Pain flared down my neck, sharp and grounding. I focused on Ezra’s eyes, steady, certain, unyielding, and let the sting anchor me there.
She was right.
I didn’t need her. I didn’t need anyone beyond the family standing around me.
And I sure as hell didn’t need a mate.
Not now. Not ever.
3
OLIVIA
Five Years Later
“Alto, I told you to stop buying this crap!”
The canister hit his desk with a metallic slam, rattling the scattered invoices and a half-empty coffee mug. The impact echoed through the small office and out into the garage.
Alto jerked so hard his chair rolled back a few inches.
His wings burst free in a flash of iridescent color, stretching wide enough to brush the car-themed calendar hanging behind him. Burgundy hair shot straight up as he lifted a few inches off the ground on instinct alone. Papers fluttered in the displaced air.
“Oli!” He shoved his glasses up his nose with his middle finger, hovering just high enough to glare down at me. “I told you to stop doing that!”
I pressed my lips together, but the corner betrayed me. The stern line cracked, and a laugh slipped out before I could stop it.
“Sorry, Al.” I wiped my eyes as I watched him flutter about in the air. “… but also not sorry.”
I dragged the canister closer to him with two fingers. A smear of thick, murky oil clung to the rim.
“That sludge is garbage. I don’t care how much you save on your margins.”

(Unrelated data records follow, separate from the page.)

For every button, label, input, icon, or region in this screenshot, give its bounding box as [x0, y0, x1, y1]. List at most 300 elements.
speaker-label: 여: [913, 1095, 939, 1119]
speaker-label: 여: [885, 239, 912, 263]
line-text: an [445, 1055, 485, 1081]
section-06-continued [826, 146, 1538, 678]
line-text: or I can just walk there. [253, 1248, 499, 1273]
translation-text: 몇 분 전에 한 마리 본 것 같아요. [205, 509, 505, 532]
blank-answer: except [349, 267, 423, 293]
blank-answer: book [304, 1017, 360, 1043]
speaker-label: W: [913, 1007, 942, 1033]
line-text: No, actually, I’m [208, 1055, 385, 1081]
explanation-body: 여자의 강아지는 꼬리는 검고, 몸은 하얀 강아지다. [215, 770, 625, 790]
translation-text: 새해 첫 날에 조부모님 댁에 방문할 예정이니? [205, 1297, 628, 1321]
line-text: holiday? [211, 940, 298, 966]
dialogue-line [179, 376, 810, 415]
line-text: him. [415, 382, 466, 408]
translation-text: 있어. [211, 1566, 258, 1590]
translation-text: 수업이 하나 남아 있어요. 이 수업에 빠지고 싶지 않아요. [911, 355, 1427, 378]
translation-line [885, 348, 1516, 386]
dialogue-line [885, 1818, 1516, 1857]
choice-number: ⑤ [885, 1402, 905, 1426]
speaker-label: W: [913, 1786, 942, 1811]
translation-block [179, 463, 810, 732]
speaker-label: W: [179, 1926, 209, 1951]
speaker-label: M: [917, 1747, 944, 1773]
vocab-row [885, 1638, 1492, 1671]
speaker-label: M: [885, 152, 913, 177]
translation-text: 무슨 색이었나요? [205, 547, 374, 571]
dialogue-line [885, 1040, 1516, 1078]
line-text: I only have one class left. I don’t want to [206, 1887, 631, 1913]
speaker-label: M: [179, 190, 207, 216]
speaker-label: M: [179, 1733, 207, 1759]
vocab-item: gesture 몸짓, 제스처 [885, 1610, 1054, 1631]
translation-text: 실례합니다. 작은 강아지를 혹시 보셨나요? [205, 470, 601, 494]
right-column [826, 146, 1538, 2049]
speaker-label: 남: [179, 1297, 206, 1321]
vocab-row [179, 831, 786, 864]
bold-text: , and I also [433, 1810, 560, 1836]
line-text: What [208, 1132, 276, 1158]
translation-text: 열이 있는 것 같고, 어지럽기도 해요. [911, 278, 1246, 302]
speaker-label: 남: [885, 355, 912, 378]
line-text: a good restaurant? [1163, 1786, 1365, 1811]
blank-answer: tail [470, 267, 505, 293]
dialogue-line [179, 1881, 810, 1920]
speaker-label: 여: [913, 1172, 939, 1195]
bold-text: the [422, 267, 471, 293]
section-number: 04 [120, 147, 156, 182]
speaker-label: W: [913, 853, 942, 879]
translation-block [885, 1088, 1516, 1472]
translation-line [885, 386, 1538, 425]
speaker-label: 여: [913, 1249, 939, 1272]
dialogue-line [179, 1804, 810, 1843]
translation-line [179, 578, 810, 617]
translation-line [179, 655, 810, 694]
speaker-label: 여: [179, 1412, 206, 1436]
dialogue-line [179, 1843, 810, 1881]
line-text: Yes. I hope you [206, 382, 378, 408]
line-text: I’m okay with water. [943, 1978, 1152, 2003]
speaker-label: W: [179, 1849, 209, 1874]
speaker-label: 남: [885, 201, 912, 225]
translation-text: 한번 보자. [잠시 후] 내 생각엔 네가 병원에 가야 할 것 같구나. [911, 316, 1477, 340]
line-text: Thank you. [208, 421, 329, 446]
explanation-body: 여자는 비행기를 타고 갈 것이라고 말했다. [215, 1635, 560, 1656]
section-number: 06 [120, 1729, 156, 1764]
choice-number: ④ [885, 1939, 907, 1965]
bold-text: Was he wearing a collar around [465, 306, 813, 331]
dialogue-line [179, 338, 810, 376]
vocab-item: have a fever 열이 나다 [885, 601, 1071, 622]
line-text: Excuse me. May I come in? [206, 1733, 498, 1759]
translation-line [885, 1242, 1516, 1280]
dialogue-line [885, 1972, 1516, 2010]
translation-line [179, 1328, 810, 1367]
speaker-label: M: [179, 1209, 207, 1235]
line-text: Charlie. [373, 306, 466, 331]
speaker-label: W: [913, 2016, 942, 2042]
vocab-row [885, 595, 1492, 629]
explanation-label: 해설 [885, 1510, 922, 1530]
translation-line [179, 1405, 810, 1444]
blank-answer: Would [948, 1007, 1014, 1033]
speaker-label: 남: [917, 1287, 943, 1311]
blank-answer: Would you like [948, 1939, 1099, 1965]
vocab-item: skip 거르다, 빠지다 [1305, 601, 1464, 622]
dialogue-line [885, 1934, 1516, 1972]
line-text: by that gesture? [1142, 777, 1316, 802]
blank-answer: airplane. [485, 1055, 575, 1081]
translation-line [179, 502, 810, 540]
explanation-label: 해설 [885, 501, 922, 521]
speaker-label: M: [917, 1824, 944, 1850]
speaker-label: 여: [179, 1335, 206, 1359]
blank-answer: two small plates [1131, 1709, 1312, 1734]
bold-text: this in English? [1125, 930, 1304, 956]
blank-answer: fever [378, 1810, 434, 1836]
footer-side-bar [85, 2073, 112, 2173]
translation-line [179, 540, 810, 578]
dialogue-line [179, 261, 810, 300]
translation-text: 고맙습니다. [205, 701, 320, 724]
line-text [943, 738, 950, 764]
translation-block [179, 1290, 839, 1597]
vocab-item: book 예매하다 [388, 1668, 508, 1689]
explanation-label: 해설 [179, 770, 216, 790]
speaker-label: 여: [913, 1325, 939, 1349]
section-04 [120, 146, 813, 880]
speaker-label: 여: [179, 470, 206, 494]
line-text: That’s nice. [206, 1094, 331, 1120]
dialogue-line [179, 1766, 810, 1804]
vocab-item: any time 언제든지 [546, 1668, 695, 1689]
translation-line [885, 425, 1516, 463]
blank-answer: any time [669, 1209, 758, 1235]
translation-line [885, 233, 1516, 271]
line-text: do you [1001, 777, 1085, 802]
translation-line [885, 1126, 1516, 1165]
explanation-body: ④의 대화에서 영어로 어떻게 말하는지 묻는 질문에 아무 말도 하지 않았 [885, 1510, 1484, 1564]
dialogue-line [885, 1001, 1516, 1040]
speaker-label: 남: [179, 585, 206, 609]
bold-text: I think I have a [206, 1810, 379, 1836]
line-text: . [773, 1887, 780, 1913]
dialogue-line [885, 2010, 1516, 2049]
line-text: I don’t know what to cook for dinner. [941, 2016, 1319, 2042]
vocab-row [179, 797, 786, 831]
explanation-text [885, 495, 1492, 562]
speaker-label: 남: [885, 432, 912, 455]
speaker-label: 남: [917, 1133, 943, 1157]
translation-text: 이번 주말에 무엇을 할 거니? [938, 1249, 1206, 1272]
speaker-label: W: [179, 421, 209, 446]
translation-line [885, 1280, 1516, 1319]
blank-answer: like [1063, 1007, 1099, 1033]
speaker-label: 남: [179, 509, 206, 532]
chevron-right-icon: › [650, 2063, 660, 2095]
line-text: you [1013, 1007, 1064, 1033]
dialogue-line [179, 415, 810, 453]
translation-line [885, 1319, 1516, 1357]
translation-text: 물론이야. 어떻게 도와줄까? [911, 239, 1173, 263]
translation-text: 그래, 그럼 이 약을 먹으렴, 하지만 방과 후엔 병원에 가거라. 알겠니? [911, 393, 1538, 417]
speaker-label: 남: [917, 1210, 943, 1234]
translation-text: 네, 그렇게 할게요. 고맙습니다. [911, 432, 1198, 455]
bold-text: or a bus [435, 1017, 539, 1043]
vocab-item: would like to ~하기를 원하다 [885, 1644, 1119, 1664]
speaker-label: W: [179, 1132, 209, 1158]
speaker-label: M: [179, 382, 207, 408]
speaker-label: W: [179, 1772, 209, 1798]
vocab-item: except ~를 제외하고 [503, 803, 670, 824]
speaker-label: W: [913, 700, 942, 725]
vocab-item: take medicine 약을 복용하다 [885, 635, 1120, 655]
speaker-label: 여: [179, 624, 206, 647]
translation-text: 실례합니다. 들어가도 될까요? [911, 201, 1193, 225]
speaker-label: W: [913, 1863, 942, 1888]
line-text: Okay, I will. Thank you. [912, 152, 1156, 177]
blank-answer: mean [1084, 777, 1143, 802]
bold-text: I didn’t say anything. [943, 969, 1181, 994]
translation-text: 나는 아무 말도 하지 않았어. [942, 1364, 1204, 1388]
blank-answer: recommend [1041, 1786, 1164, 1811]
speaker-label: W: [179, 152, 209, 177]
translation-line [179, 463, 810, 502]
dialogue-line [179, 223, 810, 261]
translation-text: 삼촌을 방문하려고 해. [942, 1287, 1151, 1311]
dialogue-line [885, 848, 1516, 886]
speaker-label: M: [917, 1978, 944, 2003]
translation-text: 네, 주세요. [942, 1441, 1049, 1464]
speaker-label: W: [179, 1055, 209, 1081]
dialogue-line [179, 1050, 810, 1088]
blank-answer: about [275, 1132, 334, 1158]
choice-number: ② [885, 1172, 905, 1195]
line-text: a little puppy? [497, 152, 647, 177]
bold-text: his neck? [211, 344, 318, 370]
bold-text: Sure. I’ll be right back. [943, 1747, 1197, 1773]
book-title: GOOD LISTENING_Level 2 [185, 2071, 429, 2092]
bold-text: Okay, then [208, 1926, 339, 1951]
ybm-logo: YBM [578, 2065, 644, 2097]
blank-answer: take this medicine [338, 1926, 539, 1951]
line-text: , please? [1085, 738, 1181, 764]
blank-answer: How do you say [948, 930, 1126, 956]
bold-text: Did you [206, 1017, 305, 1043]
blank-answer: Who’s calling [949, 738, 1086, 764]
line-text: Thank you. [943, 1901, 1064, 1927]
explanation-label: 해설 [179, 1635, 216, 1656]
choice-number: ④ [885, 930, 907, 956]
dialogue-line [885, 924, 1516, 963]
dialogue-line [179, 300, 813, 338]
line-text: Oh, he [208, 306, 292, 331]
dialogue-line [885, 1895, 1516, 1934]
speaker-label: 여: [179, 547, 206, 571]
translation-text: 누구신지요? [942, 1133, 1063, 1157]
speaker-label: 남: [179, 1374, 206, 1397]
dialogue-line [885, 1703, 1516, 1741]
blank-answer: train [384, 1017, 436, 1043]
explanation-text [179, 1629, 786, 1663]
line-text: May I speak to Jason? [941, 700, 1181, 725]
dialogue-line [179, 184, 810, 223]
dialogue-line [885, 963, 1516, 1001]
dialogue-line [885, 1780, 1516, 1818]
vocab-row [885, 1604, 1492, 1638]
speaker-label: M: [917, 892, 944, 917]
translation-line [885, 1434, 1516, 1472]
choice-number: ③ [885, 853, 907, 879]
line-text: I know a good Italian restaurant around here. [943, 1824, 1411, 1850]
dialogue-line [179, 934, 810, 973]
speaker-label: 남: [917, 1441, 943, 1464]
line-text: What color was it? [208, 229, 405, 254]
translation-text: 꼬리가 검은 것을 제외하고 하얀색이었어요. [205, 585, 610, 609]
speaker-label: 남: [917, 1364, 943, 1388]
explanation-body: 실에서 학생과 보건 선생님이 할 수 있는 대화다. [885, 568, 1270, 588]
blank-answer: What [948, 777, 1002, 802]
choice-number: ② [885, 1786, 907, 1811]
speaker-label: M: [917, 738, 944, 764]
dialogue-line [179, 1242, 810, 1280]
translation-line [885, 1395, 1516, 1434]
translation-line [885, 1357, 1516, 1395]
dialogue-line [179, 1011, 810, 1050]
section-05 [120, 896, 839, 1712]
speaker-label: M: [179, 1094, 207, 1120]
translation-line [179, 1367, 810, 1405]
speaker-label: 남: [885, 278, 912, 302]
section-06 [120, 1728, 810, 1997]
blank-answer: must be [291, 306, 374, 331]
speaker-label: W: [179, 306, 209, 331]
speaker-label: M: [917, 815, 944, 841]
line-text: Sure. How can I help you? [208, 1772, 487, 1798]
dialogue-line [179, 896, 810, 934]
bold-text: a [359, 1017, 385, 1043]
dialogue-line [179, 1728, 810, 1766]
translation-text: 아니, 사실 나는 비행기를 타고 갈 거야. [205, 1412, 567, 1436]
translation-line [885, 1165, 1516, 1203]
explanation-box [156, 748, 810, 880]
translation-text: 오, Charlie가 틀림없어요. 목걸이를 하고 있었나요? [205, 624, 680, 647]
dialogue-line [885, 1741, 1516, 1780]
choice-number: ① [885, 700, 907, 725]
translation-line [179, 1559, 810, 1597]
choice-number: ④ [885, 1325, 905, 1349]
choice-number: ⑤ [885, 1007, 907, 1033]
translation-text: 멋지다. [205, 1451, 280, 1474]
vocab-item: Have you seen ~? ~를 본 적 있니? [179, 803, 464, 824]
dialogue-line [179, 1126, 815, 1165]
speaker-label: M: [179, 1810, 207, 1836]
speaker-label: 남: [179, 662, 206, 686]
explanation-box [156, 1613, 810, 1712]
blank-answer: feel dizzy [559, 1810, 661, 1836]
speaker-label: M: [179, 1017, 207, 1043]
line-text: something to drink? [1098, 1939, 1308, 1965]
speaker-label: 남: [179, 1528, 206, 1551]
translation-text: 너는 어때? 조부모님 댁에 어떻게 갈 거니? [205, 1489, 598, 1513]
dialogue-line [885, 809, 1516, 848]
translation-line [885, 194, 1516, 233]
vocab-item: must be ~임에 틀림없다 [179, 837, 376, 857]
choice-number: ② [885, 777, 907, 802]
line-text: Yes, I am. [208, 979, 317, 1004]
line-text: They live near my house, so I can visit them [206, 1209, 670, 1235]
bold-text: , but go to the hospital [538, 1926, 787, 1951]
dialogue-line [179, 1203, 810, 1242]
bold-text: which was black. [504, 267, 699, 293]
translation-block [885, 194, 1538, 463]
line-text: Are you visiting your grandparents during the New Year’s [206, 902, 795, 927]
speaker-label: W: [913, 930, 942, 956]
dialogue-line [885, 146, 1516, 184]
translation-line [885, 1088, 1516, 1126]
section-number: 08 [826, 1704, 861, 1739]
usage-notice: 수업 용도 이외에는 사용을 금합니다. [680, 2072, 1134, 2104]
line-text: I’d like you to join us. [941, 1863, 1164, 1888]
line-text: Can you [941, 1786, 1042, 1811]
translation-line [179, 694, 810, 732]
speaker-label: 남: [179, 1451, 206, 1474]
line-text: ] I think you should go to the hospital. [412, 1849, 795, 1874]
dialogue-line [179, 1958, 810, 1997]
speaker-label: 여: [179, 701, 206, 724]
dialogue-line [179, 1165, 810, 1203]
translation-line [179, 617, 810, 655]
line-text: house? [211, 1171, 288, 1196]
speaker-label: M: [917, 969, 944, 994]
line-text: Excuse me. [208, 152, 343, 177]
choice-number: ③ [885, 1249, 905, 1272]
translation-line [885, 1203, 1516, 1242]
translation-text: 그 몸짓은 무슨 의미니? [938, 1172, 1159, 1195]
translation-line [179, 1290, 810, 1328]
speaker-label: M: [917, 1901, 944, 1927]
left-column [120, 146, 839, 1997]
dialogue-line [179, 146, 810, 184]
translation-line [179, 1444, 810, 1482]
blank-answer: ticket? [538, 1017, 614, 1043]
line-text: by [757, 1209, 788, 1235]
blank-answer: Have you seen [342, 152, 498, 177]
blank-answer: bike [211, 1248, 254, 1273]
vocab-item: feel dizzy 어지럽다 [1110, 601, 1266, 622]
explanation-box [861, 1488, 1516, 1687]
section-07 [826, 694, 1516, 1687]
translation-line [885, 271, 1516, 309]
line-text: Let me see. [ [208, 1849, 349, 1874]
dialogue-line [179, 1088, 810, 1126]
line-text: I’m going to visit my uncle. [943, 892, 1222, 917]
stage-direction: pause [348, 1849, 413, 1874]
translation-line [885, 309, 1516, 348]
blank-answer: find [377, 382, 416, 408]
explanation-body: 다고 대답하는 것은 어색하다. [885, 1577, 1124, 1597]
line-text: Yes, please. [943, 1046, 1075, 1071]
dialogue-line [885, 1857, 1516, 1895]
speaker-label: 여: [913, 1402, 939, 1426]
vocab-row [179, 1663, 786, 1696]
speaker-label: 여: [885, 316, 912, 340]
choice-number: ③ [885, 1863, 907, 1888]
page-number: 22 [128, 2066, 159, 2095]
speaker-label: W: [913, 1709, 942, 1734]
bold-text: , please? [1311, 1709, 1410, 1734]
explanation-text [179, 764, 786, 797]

His pale gray eyes, ringed faintly in gold, shifted from the oil to me. Even hovering in suspenders and ink-stained cuffs, there was something sharp behind his gaze. Inhuman. My spine straightened on reflex, boots planted a little firmer against the floor.
Predator.
Prey.
The reminder flickered between us in the silence.
His wings folded in tight and vanished. His boots hit the ground with a dull thud. He rubbed at his chin, staring at the canister as if it had personally insulted him.
“Come on, Oli. You could sell fangs to a vampire.” He waited for me to grin at the joke.
I didn’t.
Just as I opened my mouth to snap back with something snarky, a loud bang and crash came from the garage.
Both of us closed our eyes at the same time, waiting for the inevitable.
“I’m fine!” Yendor’s voice wobbled through the open door between the office and garage.
I inhaled slowly before opening my eyes and raising a brow at Alto.
“If he broke my torque wrench, I’m ending his bloodline.”
Alto scrubbed a hand down his face, exhaustion setting in. “I just might let you. Damn fool of a grandson.”